Multiple Sclerosis Health Article

Definition

Multiple sclerosis (MS) is a chronic autoimmune disorder affecting movement, sensation, and bodily functions. It is caused by destruction of the myelin insulation covering nerve fibers (neurons) in the central nervous system (brain and spinal cord).

Description

MS is a nerve disorder caused by destruction of the insulating layer surrounding neurons in the brain and spinal cord. This insulation, called myelin, helps electrical signals pass quickly and smoothly between the brain and the rest of the body. When the myelin is destroyed, nerve messages are sent more slowly and less efficiently. Patches of scar tissue, called plaques, form over the affected areas, further disrupting nerve communication. The symptoms of MS occur when the brain and spinal cord nerves no longer communicate properly with other parts of the body. MS causes a wide variety of symptoms and can affect vision, balance, strength, sensation, coordination, and bodily functions.

Multiple sclerosis affects more than a quarter of a million people in the United States. Most people have their first symptoms between the ages of 20 and 40; symptoms rarely begin before 15 or after 60. Women are almost twice as likely to get MS as men, especially in their early years. People of northern European heritage are more likely to be affected than people of other racial backgrounds, and MS rates are higher in the United States, Canada, and Northern Europe than in other parts of the world. MS is very rare among Asians, North and South American Indians, and Eskimos.

Causes

Multiple sclerosis is an autoimmune disease, meaning its cause is an attack by the body's own immune system. For unknown reasons, immune cells attack and destroy the myelin sheath that insulates neurons in the brain and spinal cord. This myelin sheath, created by other brain cells called glia, speeds transmission and prevents electrical activity in one cell from short-circuiting to another cell. Disruption of communication between the brain and other parts of the body prevent normal passage of sensations and control messages, leading to the symptoms of MS. The demyelinated areas appear as plaques, small round areas of gray neuron without the white myelin covering. The progression of symptoms in MS is correlated with development of new plaques in the portion of the brain or spinal cord controlling the affected areas. Because there appears to be no pattern in the appearance of new plaques, the progression of MS can be unpredictable.

Despite considerable research, the trigger for this autoimmune destruction is still unknown. At various times, evidence has pointed to genes, environmental factors, viruses, or a combination of these.

The risk of developing MS is higher if another family member is affected, suggesting the influence of genetic factors. In addition, the higher prevalence of MS among people of northern European background suggests some genetic susceptibility.

The role of an environmental factor is suggested by studies of the effect of migration on the risk of developing MS. Age plays an important role in determining this change in risk—young people in low-risk groups who move into countries with higher MS rates display the risk rates of their new surroundings, while older migrants retain the risk of their original home country. One interpretation of these studies is that an environmental factor, either protective or harmful, is acquired in early life; the risk of disease later in life reflects the effects of the early environment.
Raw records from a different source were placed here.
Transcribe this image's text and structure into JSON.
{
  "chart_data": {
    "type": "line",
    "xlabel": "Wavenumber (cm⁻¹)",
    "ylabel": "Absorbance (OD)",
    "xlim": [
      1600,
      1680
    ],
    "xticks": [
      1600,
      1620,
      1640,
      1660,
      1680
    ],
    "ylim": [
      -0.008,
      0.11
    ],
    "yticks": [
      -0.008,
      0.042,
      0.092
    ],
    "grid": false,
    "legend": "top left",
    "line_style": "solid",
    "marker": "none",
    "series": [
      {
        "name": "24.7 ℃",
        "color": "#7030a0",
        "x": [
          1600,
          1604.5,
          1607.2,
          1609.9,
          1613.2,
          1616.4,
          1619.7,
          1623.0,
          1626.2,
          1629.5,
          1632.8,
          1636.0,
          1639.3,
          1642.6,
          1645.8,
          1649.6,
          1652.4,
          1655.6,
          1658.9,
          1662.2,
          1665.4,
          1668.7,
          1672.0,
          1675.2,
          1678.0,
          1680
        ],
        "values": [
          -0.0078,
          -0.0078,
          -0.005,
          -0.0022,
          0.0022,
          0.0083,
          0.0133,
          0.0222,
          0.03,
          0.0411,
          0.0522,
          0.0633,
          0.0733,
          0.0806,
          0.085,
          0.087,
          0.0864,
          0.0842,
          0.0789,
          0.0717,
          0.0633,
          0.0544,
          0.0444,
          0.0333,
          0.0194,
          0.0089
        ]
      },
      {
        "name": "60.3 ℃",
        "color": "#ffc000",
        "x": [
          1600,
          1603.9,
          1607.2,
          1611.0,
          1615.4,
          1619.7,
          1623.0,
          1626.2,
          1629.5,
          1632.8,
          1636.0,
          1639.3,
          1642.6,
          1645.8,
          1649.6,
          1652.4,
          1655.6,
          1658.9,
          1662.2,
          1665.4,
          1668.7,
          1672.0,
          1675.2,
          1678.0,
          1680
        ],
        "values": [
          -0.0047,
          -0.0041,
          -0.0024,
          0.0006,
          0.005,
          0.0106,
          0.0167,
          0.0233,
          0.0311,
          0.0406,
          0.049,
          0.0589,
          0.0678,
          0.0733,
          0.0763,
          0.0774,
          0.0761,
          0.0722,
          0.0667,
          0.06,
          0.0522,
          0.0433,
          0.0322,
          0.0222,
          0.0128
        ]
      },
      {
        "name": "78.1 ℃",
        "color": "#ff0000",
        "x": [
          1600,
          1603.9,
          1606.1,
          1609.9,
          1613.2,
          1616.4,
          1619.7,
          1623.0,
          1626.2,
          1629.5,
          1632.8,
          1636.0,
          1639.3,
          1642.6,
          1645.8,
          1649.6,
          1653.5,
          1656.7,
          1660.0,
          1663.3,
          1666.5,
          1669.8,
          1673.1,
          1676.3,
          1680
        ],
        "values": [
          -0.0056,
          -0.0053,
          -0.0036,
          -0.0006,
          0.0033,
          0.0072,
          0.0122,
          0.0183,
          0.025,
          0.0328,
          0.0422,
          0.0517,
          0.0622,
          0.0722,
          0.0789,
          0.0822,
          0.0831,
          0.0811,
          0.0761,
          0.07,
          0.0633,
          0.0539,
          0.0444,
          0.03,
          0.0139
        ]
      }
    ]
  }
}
These same data can be used to support the involvement of a slow-acting virus, one that is acquired early on but begins its destructive effects much later. Slow viruses are known to cause other diseases, including AIDS. In addition, viruses have been implicated in other autoimmune diseases. Many claims have been made for the role of viruses, slow or otherwise, as the trigger for MS, but as of 2001 no strong candidate has emerged.

How a virus could trigger the autoimmune reaction is also unclear. There are two main models of virally induced autoimmunity. The first suggests the immune system is actually attacking a virus (one too well-hidden for detection in the laboratory), and the myelin damage is an unintentional consequence of fighting the infection. The second model suggests the immune system mistakes myelin for a viral protein, one it encountered during a prior infection. Primed for the attack, it destroys myelin because it resembles the previously-recognized viral invader.

Either of these models allows a role for genetic factors, since certain genes can increase the likelihood of autoimmunity. Environmental factors as well might change the sensitivity of the immune system or interact with myelin to provide the trigger for the secondary immune response. Possible environmental triggers that have been invoked in MS include viral infection, trauma, electrical injury, and chemical exposure, although controlled studies do not support a causative role.